La realidad es la única verdad: Aristóteles, el Presidente Perón, y la Presidente Kirchner

Washington, 9 octubre 2012
Por Claudio Loser

El General Perón en sus discursos mencionaba reiteradamente que “la realidad es la única verdad” No era original, pero era una brillante frase que Perón tomó legítimamente prestada de Aristóteles. Este seguramente la utilizaba en un contexto más esotérico, pero igualmente válido y relevante en los últimos tres cuartos de siglo. El desempeño de la Presidente Argentina Cristina Fernandez de Kirchner en ocasión de su reciente visita a las Naciones Unidas y a distintas Universidades de los Estados Unidos debe ser analizado en esos términos.

La visita ha tenido suficiente difusión, y los hechos han sido explicados brillantemente, y quizás olvidados frente a la victoria de Chávez en Venezuela. Pero lo que es más importante es que el discurso presidencial en los distintos entornos no reflejó la verdad del país, y la realidad que encontró no es la que la Sra. Fernandez esperaba. La visita iba a ser un gran tour diplomático, donde ella deslumbraría a políticos, y académicos. De hecho, no se reunió con otros jefes de Estado, su discurso no fue constructivo, más allá de lo descrito por medios allegados, y se encontró con un ambiente hostil en las universidades de Georgetown y Harvard. Algunos dirían que su gira se transformó en el cuento de Hans Christian Andersen, “El nuevo traje del emperador,” donde un niño indica que el emperador no lleva ropa alguna.

Cuando la Directora Gerente del Fondo Monetario Internacional Christine Lagarde, utilizando un paralelo con el futbol, explicó la posibilidad clara de que se censuraría a Argentina si no produce datos verídicos de crecimiento e inflación, la presidente consideró que era una falta de respeto. Habló de la peor crisis económica mundial, cuando la censura se refiere la veracidad de los datos. Por supuesto que en discursos posteriores hizo referencias enojosas, como la presencia de una timba (juego de azar) cambiaria, al referirse a su acciones en contra de la libertad económica con normas claras. Además, afirmó que la inflación en Argentina no pasaba del 2 porciento, y que en EEUU y otros lugares se mentía, todo ello refutado por estudios de expertos internos y externos. Quizás tendría que haber recordado en ese momento otras palabras de Aristóteles: “El sabio no dice todo lo que piensa, pero siempre piensa todo lo que dice”.

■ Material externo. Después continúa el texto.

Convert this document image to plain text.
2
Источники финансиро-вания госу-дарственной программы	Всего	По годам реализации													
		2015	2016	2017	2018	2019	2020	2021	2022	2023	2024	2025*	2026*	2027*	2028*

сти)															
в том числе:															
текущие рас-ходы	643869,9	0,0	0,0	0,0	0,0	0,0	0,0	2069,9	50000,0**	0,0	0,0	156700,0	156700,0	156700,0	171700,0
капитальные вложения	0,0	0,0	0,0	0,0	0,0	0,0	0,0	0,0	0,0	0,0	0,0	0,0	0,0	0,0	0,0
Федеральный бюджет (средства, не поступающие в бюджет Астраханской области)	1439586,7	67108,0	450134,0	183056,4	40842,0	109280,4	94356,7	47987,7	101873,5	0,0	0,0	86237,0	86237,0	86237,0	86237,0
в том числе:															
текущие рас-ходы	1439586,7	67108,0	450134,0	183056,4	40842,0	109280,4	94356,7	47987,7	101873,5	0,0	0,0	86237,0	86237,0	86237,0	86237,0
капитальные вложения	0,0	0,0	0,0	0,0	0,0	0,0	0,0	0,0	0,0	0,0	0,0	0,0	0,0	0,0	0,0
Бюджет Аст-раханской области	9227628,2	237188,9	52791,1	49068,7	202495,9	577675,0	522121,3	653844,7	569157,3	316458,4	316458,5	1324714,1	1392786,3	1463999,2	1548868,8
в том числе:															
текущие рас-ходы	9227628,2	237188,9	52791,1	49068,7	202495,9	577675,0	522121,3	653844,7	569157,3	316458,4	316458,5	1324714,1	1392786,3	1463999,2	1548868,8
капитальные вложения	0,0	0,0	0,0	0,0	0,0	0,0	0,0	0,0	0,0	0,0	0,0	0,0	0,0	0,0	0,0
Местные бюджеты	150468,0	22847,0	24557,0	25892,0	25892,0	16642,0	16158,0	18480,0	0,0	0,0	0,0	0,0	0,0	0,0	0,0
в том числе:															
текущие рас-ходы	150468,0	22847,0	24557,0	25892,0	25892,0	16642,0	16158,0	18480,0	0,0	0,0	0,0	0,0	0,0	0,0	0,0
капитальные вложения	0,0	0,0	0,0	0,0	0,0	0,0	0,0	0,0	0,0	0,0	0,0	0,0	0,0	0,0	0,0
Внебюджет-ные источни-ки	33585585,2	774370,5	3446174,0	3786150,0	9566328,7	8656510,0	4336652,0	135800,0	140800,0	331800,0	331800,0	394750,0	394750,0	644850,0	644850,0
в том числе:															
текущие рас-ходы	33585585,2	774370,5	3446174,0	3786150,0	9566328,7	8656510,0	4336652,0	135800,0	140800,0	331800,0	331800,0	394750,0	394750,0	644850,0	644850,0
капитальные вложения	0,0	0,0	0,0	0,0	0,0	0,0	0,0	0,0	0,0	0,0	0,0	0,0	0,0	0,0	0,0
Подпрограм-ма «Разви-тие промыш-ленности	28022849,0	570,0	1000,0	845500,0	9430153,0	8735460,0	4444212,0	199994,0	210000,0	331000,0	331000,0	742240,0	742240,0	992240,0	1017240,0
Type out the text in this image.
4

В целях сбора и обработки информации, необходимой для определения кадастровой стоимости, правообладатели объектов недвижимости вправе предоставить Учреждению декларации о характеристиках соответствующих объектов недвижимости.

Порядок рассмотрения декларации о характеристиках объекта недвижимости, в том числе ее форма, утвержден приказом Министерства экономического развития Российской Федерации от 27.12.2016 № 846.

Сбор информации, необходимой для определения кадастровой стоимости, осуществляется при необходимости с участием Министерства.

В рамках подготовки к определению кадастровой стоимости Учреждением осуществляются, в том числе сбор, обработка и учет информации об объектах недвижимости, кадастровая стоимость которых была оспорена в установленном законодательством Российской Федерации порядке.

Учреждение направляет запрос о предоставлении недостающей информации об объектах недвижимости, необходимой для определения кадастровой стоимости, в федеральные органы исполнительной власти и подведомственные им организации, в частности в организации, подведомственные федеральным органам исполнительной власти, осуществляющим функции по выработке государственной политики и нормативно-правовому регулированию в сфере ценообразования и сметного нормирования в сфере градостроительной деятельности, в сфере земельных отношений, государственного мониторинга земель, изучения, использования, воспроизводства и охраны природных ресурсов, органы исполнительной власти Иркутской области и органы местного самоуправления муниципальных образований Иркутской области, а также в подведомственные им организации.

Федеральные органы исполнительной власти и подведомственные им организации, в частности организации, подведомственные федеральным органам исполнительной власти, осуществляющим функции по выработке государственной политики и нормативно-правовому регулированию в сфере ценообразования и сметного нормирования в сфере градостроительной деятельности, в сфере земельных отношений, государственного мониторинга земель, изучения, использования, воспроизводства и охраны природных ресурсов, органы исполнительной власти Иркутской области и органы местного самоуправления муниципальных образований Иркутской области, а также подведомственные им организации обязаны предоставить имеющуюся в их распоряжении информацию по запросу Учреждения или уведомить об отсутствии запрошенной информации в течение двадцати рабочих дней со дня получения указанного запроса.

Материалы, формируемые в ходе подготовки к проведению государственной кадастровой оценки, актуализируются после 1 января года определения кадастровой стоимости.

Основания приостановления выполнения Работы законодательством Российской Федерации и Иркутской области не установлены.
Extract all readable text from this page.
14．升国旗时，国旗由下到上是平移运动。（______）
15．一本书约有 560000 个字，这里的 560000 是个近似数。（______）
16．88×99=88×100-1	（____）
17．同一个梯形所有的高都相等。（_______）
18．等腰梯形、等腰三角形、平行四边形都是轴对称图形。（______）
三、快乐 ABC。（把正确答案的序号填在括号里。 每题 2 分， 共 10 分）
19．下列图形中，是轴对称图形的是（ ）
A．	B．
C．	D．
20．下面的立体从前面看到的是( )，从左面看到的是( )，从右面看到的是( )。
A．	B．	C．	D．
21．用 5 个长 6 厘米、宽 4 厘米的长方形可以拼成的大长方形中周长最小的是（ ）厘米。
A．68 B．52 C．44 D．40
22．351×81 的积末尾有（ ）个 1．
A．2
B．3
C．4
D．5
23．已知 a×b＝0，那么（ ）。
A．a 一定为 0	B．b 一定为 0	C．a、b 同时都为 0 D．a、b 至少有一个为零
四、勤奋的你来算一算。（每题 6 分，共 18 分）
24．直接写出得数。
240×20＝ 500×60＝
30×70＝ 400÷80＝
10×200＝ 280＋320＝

No habló del crecimiento, que fue alto aunque mayormente por razones ajenas a su gestión- China, Brasil y el precio de las exportaciones. No habló de las restricciones cambiarias y comerciales que están deteniendo a las exportaciones no tradicionales, desde el vino y la fruta, a los automóviles y el turismo, pero que no impiden la salida de capitales por parte de los inversores. No dijo que los diferenciales de tasa de interés en los mercados internacionales son los mas altos entre los países importantes de America Latina, y que no ha solucionado sus disputas con muchos de sus acreedores, ya sea bonistas, acreedores favorecidos por resultados arbitrales y judiciales, y los países del Club de Paris, mayormente colegas en el G-20.

Tampoco mencionó que Argentina, perdió el tercer lugar de acuerdo a su PIB en la región frente a Colombia, y que ocupa el sexto lugar en inversión extranjera, aun cuando han sido descubiertas inmensas reservas de gas y petróleo no convencional, sin poder atraer interés debido a políticas volátiles y arbitrarias. No habló de la falta de seguridad personal, ni del deterioro relativo en educación (salvo en su comparación entre Harvard y la más humilde Universidad de La Matanza) o de la perdida de competitividad. Pero sí habló de los problemas del mundo y como Argentina seguía su exitoso modelo propio. Nuevamente uno puede recordar a Perón y Aristóteles, y de paso a Dilma Rouseff, presidente de Brasil, claramente progresista en la definición Kirchnerista, pero pragmática y seria en su gestión, y muy bien recibida en Harvard, aun con una visión critica acerca de los EEUU.

Argentina enfrenta a importantes desafíos económicos, muchos de ellos causados por este gobierno. No puede determinarse aun si la gira por la principal economía del mundo fue o no un desastre, pero ello quedará claro en la reunión anual del FMI y el Banco Mundial con los representantes de prácticamente todos los países del mundo reunidos en Japón. Los resultados mostrarán la realidad, y seguramente en los próximos meses una censura del FMI no será la mayor de las penalidades. Por cierto Europa seguirá sufriendo de grandes incertidumbres e insuficientes definiciones de política. Pero ello no le otorga a la Argentina una posición favorable, y seguramente presagia una realidad dura y de escasa prosperidad, a menos que cambie el rumbo de la política y el Gobierno deje de vivir de medias verdades.